Jul10

Jamaaladeen Joins The Last Poets

Jazz Cafe, London

“Legendary pioneers of rap”
"A word hasn’t been coined to fit what we’re talking about!” The Last Poets told Rolling Stone Magazine in 1970. Today, more than 35 years later, The Last Poets are rightfully hailed as the Godfathers of The Worldwide Hip-Hop Nation.
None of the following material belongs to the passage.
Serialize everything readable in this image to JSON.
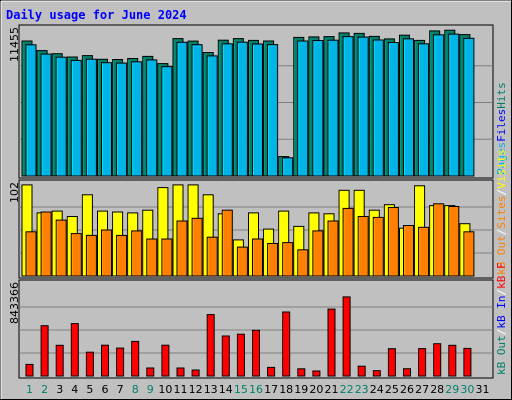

Activist lyricists born of the US civil rights uprisings of the 1960s, The Last Poets have rightfully earnt their reputation; the hard way.
At the time when James Brown was releasing his groundbreaking ‘Say It Loud, I’m Black & I’m Proud’, The Last Poets produced an early arsenal of work including the classic LPs ‘The Last Poets’ (1970) that also preceded & consequently inspired a slew of politically coherent but also more mainstream r&b projects, such Marvin Gaye’s ‘What’s Goin’ On?’, Funkadelic’s ‘America Eats Its’ Young’, and, Curtis Mayfield’s ‘There’s No Place Like America Today’.
The Last Poets have enjoyed a huge grass-roots resurgence in popularity since the early 1990s, leading to a cameo-role in John Singleton’s film ‘Poetic Justice’ alongside Janet Jackson & Tupac Shakur, and then participated in the 1994 Lollapalooza tour of the US alongside Beastie Boys, Smashing Pumpkims, A Tribe Called Quest, Nick Cave and George Clinton. This was followed by the ‘Holy Terror‘ LP (1995), and a published mini-autobiography, ‘On A Mission: Selected Poems and A History of The Last Poets’ (1996), which is an affecting combination of memoir and verse, as the Last Poets tell us their own story in print for the first time.